Die Welt verändert sich und die Gesellschaft entwickelt sich weiter. So weit, so banal. Bloß: Die Politik wird immer intransparenter und die PolitikerInnen immer dreister – und somit eine Chance auf Reformation im Mediensektor immer geringer. Viele PolitikerInnen bekämpfen Veränderung und Transparenz. Und damit unabhängigen Journalismus. Nicht selten findet man in sozialen Netzwerken Personen, die eine politische Position innehaben und ihre Reichweite und Macht nutzen, um Hass, Hetze und Einschüchterungsversuche in Form von Posts gegen JournalistInnen zu richten. „Online-Attacken werden sehr oft nicht ernst genommen“, meint Daniela Kraus. Umso wichtiger seien Veränderungen und das Setzen richtiger Schritte in Richtung Informationsfreiheit. Nur so können JournalistInnen ihre Kontrollaufgabe gegenüber Politik und Verwaltung ausüben. 
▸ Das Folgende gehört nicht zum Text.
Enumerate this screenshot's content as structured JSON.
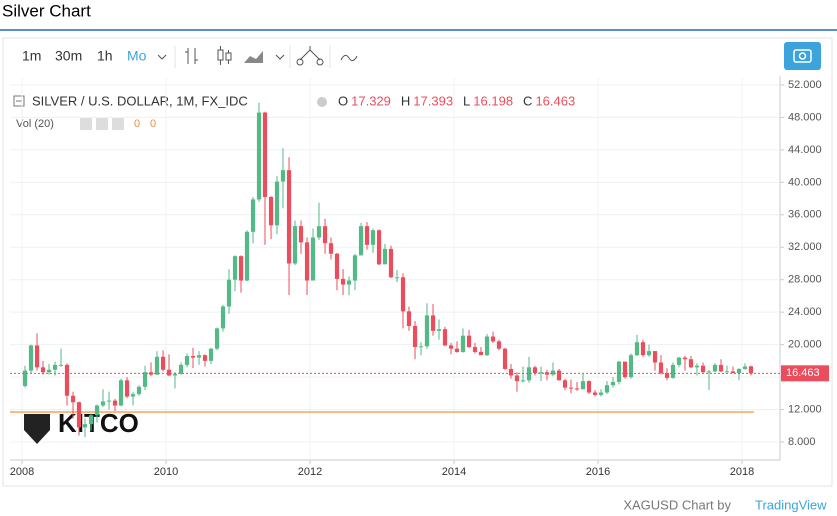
{
  "chart_data": {
    "type": "candlestick",
    "title": "Silver Chart",
    "subtitle": "SILVER / U.S. DOLLAR, 1M, FX_IDC",
    "toolbar": [
      "1m",
      "30m",
      "1h",
      "Mo"
    ],
    "ohlc_labels": [
      "O",
      "H",
      "L",
      "C"
    ],
    "indicator": "Vol (20)",
    "indicator_values": [
      0,
      0
    ],
    "logo": "KITCO",
    "source": "XAGUSD Chart by",
    "source_link": "TradingView",
    "up_color": "#53b987",
    "down_color": "#eb4d5c",
    "x": [
      2008,
      2008.083,
      2008.167,
      2008.25,
      2008.333,
      2008.417,
      2008.5,
      2008.583,
      2008.667,
      2008.75,
      2008.833,
      2008.917,
      2009,
      2009.083,
      2009.167,
      2009.25,
      2009.333,
      2009.417,
      2009.5,
      2009.583,
      2009.667,
      2009.75,
      2009.833,
      2009.917,
      2010,
      2010.083,
      2010.167,
      2010.25,
      2010.333,
      2010.417,
      2010.5,
      2010.583,
      2010.667,
      2010.75,
      2010.833,
      2010.917,
      2011,
      2011.083,
      2011.167,
      2011.25,
      2011.333,
      2011.417,
      2011.5,
      2011.583,
      2011.667,
      2011.75,
      2011.833,
      2011.917,
      2012,
      2012.083,
      2012.167,
      2012.25,
      2012.333,
      2012.417,
      2012.5,
      2012.583,
      2012.667,
      2012.75,
      2012.833,
      2012.917,
      2013,
      2013.083,
      2013.167,
      2013.25,
      2013.333,
      2013.417,
      2013.5,
      2013.583,
      2013.667,
      2013.75,
      2013.833,
      2013.917,
      2014,
      2014.083,
      2014.167,
      2014.25,
      2014.333,
      2014.417,
      2014.5,
      2014.583,
      2014.667,
      2014.75,
      2014.833,
      2014.917,
      2015,
      2015.083,
      2015.167,
      2015.25,
      2015.333,
      2015.417,
      2015.5,
      2015.583,
      2015.667,
      2015.75,
      2015.833,
      2015.917,
      2016,
      2016.083,
      2016.167,
      2016.25,
      2016.333,
      2016.417,
      2016.5,
      2016.583,
      2016.667,
      2016.75,
      2016.833,
      2016.917,
      2017,
      2017.083,
      2017.167,
      2017.25,
      2017.333,
      2017.417,
      2017.5,
      2017.583,
      2017.667,
      2017.75,
      2017.833,
      2017.917,
      2018,
      2018.083
    ],
    "open": [
      14.9,
      16.8,
      19.9,
      17.2,
      16.6,
      16.9,
      17.5,
      17.5,
      13.7,
      12.9,
      9.8,
      10.2,
      11.3,
      12.5,
      13.0,
      13.1,
      12.5,
      15.6,
      13.6,
      13.9,
      14.8,
      16.6,
      16.3,
      18.5,
      16.9,
      16.2,
      16.4,
      17.5,
      18.6,
      18.4,
      18.7,
      18.0,
      19.5,
      22.0,
      24.7,
      28.0,
      30.9,
      27.9,
      33.9,
      37.9,
      48.6,
      38.2,
      34.7,
      40.1,
      41.5,
      30.0,
      34.6,
      32.6,
      27.9,
      33.2,
      34.6,
      32.5,
      31.2,
      28.1,
      27.4,
      27.9,
      31.0,
      34.6,
      32.3,
      34.1,
      29.9,
      31.8,
      28.3,
      28.3,
      24.1,
      22.3,
      19.7,
      19.8,
      23.6,
      21.7,
      21.9,
      19.9,
      19.5,
      19.1,
      21.1,
      19.7,
      19.1,
      18.7,
      21.0,
      20.4,
      19.5,
      17.0,
      16.2,
      15.5,
      15.6,
      17.2,
      16.5,
      16.6,
      16.3,
      16.8,
      15.6,
      14.7,
      14.6,
      14.5,
      15.5,
      14.1,
      13.8,
      14.1,
      15.0,
      15.4,
      17.9,
      16.0,
      18.7,
      20.3,
      18.7,
      19.2,
      17.8,
      16.5,
      15.9,
      17.5,
      18.4,
      18.2,
      17.2,
      17.4,
      16.6,
      16.7,
      17.5,
      16.7,
      16.7,
      16.5,
      17.0,
      17.329
    ],
    "high": [
      17.4,
      20.0,
      21.4,
      18.0,
      17.6,
      17.9,
      19.5,
      17.7,
      14.2,
      13.0,
      10.9,
      11.5,
      12.6,
      14.5,
      14.2,
      13.3,
      15.8,
      16.0,
      14.2,
      15.0,
      17.4,
      17.8,
      19.2,
      19.3,
      18.8,
      16.6,
      17.8,
      18.9,
      19.6,
      19.2,
      18.8,
      19.6,
      22.1,
      24.9,
      29.3,
      31.0,
      31.0,
      34.1,
      38.2,
      49.8,
      48.7,
      38.3,
      40.8,
      44.2,
      43.1,
      35.3,
      35.3,
      33.2,
      34.3,
      37.5,
      35.5,
      33.2,
      31.3,
      29.3,
      28.4,
      31.2,
      35.0,
      35.1,
      34.3,
      34.2,
      32.4,
      32.2,
      29.2,
      28.8,
      24.7,
      22.9,
      20.3,
      25.1,
      25.0,
      23.1,
      22.2,
      20.2,
      20.4,
      22.0,
      21.8,
      20.2,
      19.7,
      21.3,
      21.6,
      20.6,
      19.6,
      17.6,
      16.6,
      17.3,
      18.5,
      17.4,
      17.3,
      16.9,
      17.8,
      17.0,
      15.8,
      15.7,
      15.4,
      16.4,
      15.6,
      14.4,
      14.5,
      15.5,
      16.0,
      18.0,
      17.9,
      18.9,
      21.2,
      20.6,
      20.0,
      19.2,
      18.7,
      17.1,
      17.8,
      18.5,
      18.6,
      18.6,
      17.7,
      17.8,
      16.9,
      17.7,
      18.2,
      17.4,
      17.3,
      17.1,
      17.7,
      17.393
    ],
    "low": [
      14.7,
      16.5,
      16.8,
      16.3,
      16.3,
      16.2,
      17.3,
      12.5,
      10.9,
      8.8,
      8.6,
      9.4,
      10.4,
      12.3,
      12.0,
      11.8,
      12.4,
      13.4,
      12.5,
      13.7,
      14.4,
      16.1,
      16.3,
      16.7,
      16.1,
      14.6,
      16.3,
      17.2,
      17.1,
      17.5,
      17.3,
      17.6,
      19.3,
      21.6,
      23.8,
      26.6,
      26.4,
      27.8,
      32.5,
      37.6,
      32.3,
      33.0,
      33.6,
      36.8,
      26.1,
      29.8,
      31.2,
      26.1,
      27.9,
      32.9,
      31.2,
      30.5,
      26.7,
      26.1,
      26.1,
      26.7,
      31.0,
      31.7,
      31.3,
      29.8,
      29.9,
      28.2,
      27.7,
      22.0,
      21.7,
      18.2,
      18.7,
      19.5,
      21.1,
      20.6,
      19.8,
      18.8,
      19.0,
      19.0,
      19.6,
      18.9,
      18.8,
      18.6,
      20.2,
      19.3,
      16.9,
      15.8,
      14.2,
      15.3,
      15.3,
      16.2,
      15.5,
      15.6,
      16.1,
      15.6,
      14.4,
      14.0,
      14.3,
      14.5,
      13.9,
      13.6,
      13.6,
      13.9,
      14.7,
      15.1,
      15.8,
      15.8,
      18.6,
      18.5,
      18.5,
      16.8,
      16.3,
      15.6,
      15.8,
      17.2,
      16.8,
      17.1,
      16.2,
      16.5,
      14.4,
      16.6,
      16.6,
      16.6,
      16.5,
      15.6,
      16.9,
      16.198
    ],
    "close": [
      16.8,
      19.9,
      17.2,
      16.6,
      16.9,
      17.5,
      17.5,
      13.7,
      12.9,
      9.8,
      10.2,
      11.3,
      12.5,
      13.0,
      13.1,
      12.5,
      15.6,
      13.6,
      13.9,
      14.8,
      16.6,
      16.3,
      18.5,
      16.9,
      16.2,
      16.4,
      17.5,
      18.6,
      18.4,
      18.7,
      18.0,
      19.5,
      22.0,
      24.7,
      28.0,
      30.9,
      27.9,
      33.9,
      37.9,
      48.6,
      38.2,
      34.7,
      40.1,
      41.5,
      30.0,
      34.6,
      32.6,
      27.9,
      33.2,
      34.6,
      32.5,
      31.2,
      28.1,
      27.4,
      27.9,
      31.0,
      34.6,
      32.3,
      34.1,
      29.9,
      31.8,
      28.3,
      28.3,
      24.1,
      22.3,
      19.7,
      19.8,
      23.6,
      21.7,
      21.9,
      19.9,
      19.5,
      19.1,
      21.1,
      19.7,
      19.1,
      18.7,
      21.0,
      20.4,
      19.5,
      17.0,
      16.2,
      15.5,
      15.6,
      17.2,
      16.5,
      16.6,
      16.3,
      16.8,
      15.6,
      14.7,
      14.6,
      14.5,
      15.5,
      14.1,
      13.8,
      14.1,
      15.0,
      15.4,
      17.9,
      16.0,
      18.7,
      20.3,
      18.7,
      19.2,
      17.8,
      16.5,
      15.9,
      17.5,
      18.4,
      18.2,
      17.2,
      17.4,
      16.6,
      16.7,
      17.5,
      16.7,
      16.7,
      16.5,
      17.0,
      17.3,
      16.463
    ],
    "reference_line": {
      "value": 11.7,
      "color": "#f7a35c"
    },
    "xlim": [
      2007.833,
      2018.528
    ],
    "xticks": [
      2008,
      2010,
      2012,
      2014,
      2016,
      2018
    ],
    "ylim": [
      5.78,
      52.86
    ],
    "yticks": [
      {
        "value": 8,
        "label": "8.000"
      },
      {
        "value": 12,
        "label": "12.000"
      },
      {
        "value": 16,
        "label": "16.000"
      },
      {
        "value": 20,
        "label": "20.000"
      },
      {
        "value": 24,
        "label": "24.000"
      },
      {
        "value": 28,
        "label": "28.000"
      },
      {
        "value": 32,
        "label": "32.000"
      },
      {
        "value": 36,
        "label": "36.000"
      },
      {
        "value": 40,
        "label": "40.000"
      },
      {
        "value": 44,
        "label": "44.000"
      },
      {
        "value": 48,
        "label": "48.000"
      },
      {
        "value": 52,
        "label": "52.000"
      }
    ],
    "grid": true
  }
}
Licht am Ende des Tunnels 

Veranstaltungen, Galas und Vorträge, um unter der Bevölkerung Bewusstsein für die Signifikanz von Informationsfreiheit zu schaffen – all diese Bemühungen sind hinfällig, sofern die Regierung diesbezüglich nicht handelt. Und genau das tat sie nicht. Im Juni 2017 scheiterte die Abschaffung des Amtsgeheimnisses und auch im Februar 2019 wurde ein parlamentarischer Vorstoß bezüglich der Amtsgeheimnisabschaffung und somit ein erster Schritt in Richtung Informationsfreiheit von Liste Jetzt von den Parteien ÖVP und FPÖ abgelehnt.  „Die Grünen fordern schon lange so ein Gesetz und auch Sebastian Kurz hat, bevor er Bundeskanzler war, ein Informationsfreiheitsgesetz gefordert“, führt Daniela Kraus im Hinblick auf die laufenden Koalitionsverhandlungen an. Entwürfe für das Informationsfreiheitsgesetz gab es sowohl von der SPÖ als auch von der Liste Jetzt. (Anm.: Der Artikel wurde Mitte Dezember 2019 fertiggestellt.) Dass PolitikerInnen des Öfteren leere Versprechungen machen und Zusagen, die während der Wahlperiode getätigt wurden, nicht umsetzen, ist keine Seltenheit. Nur die Zeit wird zeigen, wann sowie ob und mit welchen Einschränkungen die Informationsfreiheit gesetzlich vorgeschrieben wird. „Ich bin nicht so optimistisch, dass es das ideale Modell wird – aber, dass es kommt, könnte ich mir gut vorstellen“, sagt Kraus und lehnt sich entschlossen zurück.